I don't know many other aspies but I am one, and my friends, both boy and girl, often say I'm good at complimenting girls. Boys often ask me for advice too 8) . It probably stems from my family being mostly female. But anyway:

1. Focus on non sexual things. Trust me, it makes misunderstandings less likely.

2. Focus on what is pretty about her. You know: smile, hair, eyes, new clothes, voice etc. I haven't found a girl who isn't attractive in some way.

3. If she is so pretty that you can't decide what to compliment on. Or you find being specific too embarrassing. Just be general, E.G You look pretty today. It's simple, It's probably overused, but It always works for me.

4. Say it naturally, trust me, I often observe my fellow men trying out their 'pickup lines' with that special 'pickup line' voice. It sounds wrong and it doesn't work.

5. Just say it, if it's embarrassing find a friend who happens to be female, explain the situation and ask to practice. The more confident you sound, the better it will work. A trick I use is allow my aspieness to take over, and say it frankly, while ignoring social cues . As long as you know her reasonably well it should work.
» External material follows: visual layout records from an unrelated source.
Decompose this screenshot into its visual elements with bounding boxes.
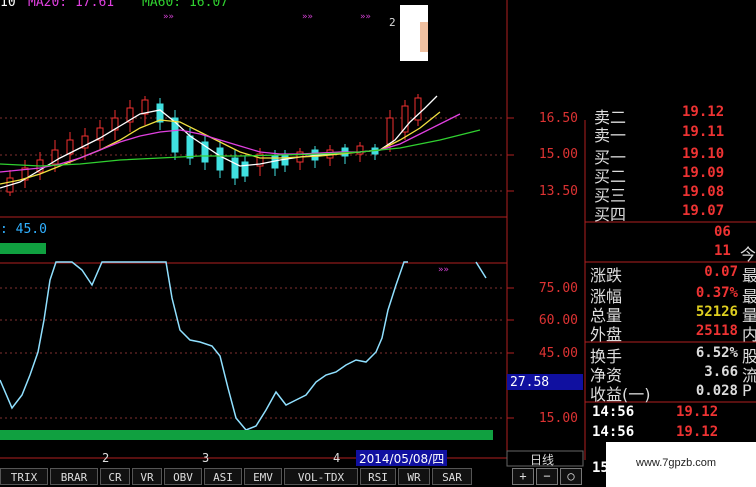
reset-button[interactable]: ○ <box>560 468 582 485</box>
date-readout: 2014/05/08/四 <box>356 450 448 466</box>
kline-chart[interactable]: »» »» »» »» <box>0 0 756 487</box>
ma20-label: MA20: 17.61 <box>28 0 115 10</box>
tick-time: 14:56 <box>592 424 635 440</box>
price-axis-label: 15.00 <box>538 147 578 162</box>
tick-time: 14:56 <box>592 404 635 420</box>
indicator-base-bar <box>0 430 493 440</box>
tab-vr[interactable]: VR <box>132 468 162 485</box>
order-side: 买四 <box>594 205 627 224</box>
svg-text:»»: »» <box>438 265 449 275</box>
tab-rsi[interactable]: RSI <box>360 468 396 485</box>
indicator-axis-label: 75.00 <box>538 281 578 296</box>
stat-tail: 内 <box>742 325 756 344</box>
tab-trix[interactable]: TRIX <box>0 468 48 485</box>
stat-tail: P <box>742 381 752 400</box>
tab-obv[interactable]: OBV <box>164 468 202 485</box>
tick-price: 19.12 <box>676 404 719 420</box>
date-marker: 2 <box>102 451 110 465</box>
ma60-label: MA60: 16.07 <box>142 0 229 10</box>
tick-price: 19.12 <box>676 424 719 440</box>
stat-value: 0.07 <box>704 264 738 280</box>
extra-value: 11 <box>714 243 731 259</box>
zoom-out-button[interactable]: − <box>536 468 558 485</box>
volume-readout: : 45.0 <box>0 222 47 237</box>
stat-value: 0.37% <box>695 285 738 301</box>
watermark: www.7gpzb.com <box>636 457 717 469</box>
order-price: 19.11 <box>682 124 725 140</box>
price-axis-label: 16.50 <box>538 111 578 126</box>
tab-vol-tdx[interactable]: VOL-TDX <box>284 468 358 485</box>
tab-brar[interactable]: BRAR <box>50 468 98 485</box>
order-price: 19.08 <box>682 184 725 200</box>
indicator-axis-label: 45.00 <box>538 346 578 361</box>
order-side: 卖一 <box>594 126 627 145</box>
tab-wr[interactable]: WR <box>398 468 430 485</box>
svg-text:»»: »» <box>163 12 174 22</box>
order-price: 19.09 <box>682 165 725 181</box>
stat-value: 3.66 <box>704 364 738 380</box>
tab-sar[interactable]: SAR <box>432 468 472 485</box>
svg-text:»»: »» <box>360 12 371 22</box>
top-marker: 2 <box>389 16 396 29</box>
stat-label: 外盘 <box>590 325 623 344</box>
order-price: 19.12 <box>682 104 725 120</box>
stat-value: 52126 <box>695 304 738 320</box>
period-selector[interactable]: 日线 <box>530 451 554 468</box>
volume-bar <box>0 243 46 254</box>
order-price: 19.07 <box>682 203 725 219</box>
ma10-label: 10 <box>0 0 16 10</box>
indicator-axis-label: 15.00 <box>538 411 578 426</box>
svg-text:»»: »» <box>302 12 313 22</box>
indicator-line <box>0 261 408 431</box>
zoom-in-button[interactable]: + <box>512 468 534 485</box>
extra-value: 06 <box>714 224 731 240</box>
date-marker: 3 <box>202 451 210 465</box>
stat-value: 0.028 <box>695 383 738 399</box>
tab-asi[interactable]: ASI <box>204 468 242 485</box>
ma5-line <box>0 95 438 189</box>
indicator-axis-label: 60.00 <box>538 313 578 328</box>
date-marker: 4 <box>333 451 341 465</box>
tab-cr[interactable]: CR <box>100 468 130 485</box>
tab-emv[interactable]: EMV <box>244 468 282 485</box>
price-axis-label: 13.50 <box>538 184 578 199</box>
candlesticks <box>6 94 422 196</box>
indicator-current-value: 27.58 <box>510 375 550 390</box>
stat-value: 6.52% <box>695 345 738 361</box>
stat-value: 25118 <box>695 323 738 339</box>
stat-label: 收益(一) <box>590 385 651 404</box>
order-price: 19.10 <box>682 146 725 162</box>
Finally, I'm not a flirt, I don't pick up girls, I just like seeing girls smile. My advice may only work for me. Maybe I'm just good looking. But as far as I know, my ways make girls smile, and as far as I know girls like boys who make them smile. So try them. :wink:

P.S If anyone disagrees with my advice, do tell. I love suggestions, and I love to learn new ways to compliment girls, as I said, I love making girls smile. It's my thing.